You like Dunning way more than I do-
I love that word "thingly"! "Das Ding als Ding" made into an adverb. You make some wonderful points Dave, and William too, but I would object to separating form and content (or more pertinently for your post, subject matter). I've always been rather anti-Platonic, finding more inspiration in Gadamer, Bakhtin and Wittgenstein. I'm not certain I would like a "return" to Existentialism as it was practiced earlier, either, but then, nothing ever returns in the same way anyway. I'd be happy with a lot more Kierkegaard, but not much Sartre, and lots lots lots less Nietzsche.
Danto has emphasized that "works of art are embodied meanings," and I think rightly so. I have my own little drawn-out ontological statement on art, of which I am a bit too proud:
"Art works are objects of perception (whatever the media) created (formed, presented, chosen, etc.) for multiple interpretations; ones which were furthermore wrought or offered within (viewed as falling inside) the context or history of what is called art in the culture in question. Objects wherein the form and the content are inextricably interwoven, each mirroring the other in its own terms."
This is the full "philosophical" version, meaning cramming everything in. In the short sound bite version, I would say, "Art works are objects of perception created for multiple interpretations, ones wherein the form and the content mirror one other."
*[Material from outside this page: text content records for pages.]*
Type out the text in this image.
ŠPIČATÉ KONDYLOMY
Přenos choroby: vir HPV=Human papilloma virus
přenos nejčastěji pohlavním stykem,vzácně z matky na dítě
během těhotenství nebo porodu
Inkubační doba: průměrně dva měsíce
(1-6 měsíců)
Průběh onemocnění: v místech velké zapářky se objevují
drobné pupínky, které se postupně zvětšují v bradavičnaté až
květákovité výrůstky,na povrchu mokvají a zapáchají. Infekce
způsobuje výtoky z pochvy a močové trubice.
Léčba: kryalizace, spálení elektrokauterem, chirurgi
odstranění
William, I love the idea of "the gap between realms of form," although I must say I don't see it in Jeanne's work. Also, I'd like to add, in relationship to the title of this post, that I feel, as I painted in two of my Covers paintings (one in English, one in German), that "Saying 'The Death Of' is What is Dead." (The German one is here:
http://sharkforum.org/archives/brandl_images/brandl_cover_totder2.jpg )
Nothing in art is ever dead, it simply changes status, fades for a while, is less hip, makes a comeback, etc. etc. I've been through the death of video twice, the death of installation art once, and the death of painting is now up to about 10 times, making it something like an Avatar, always coming back. I think it is THE discipline which is best at subsuming everything into itself. It is just not (politically) the privileged "practice" at this time, which is probably justified revenge for its previous over-dominance, nonetheless it is time to now stop overlooking and under-appreciating it, which tendency has become more of a fashion demand than a philosophical reality.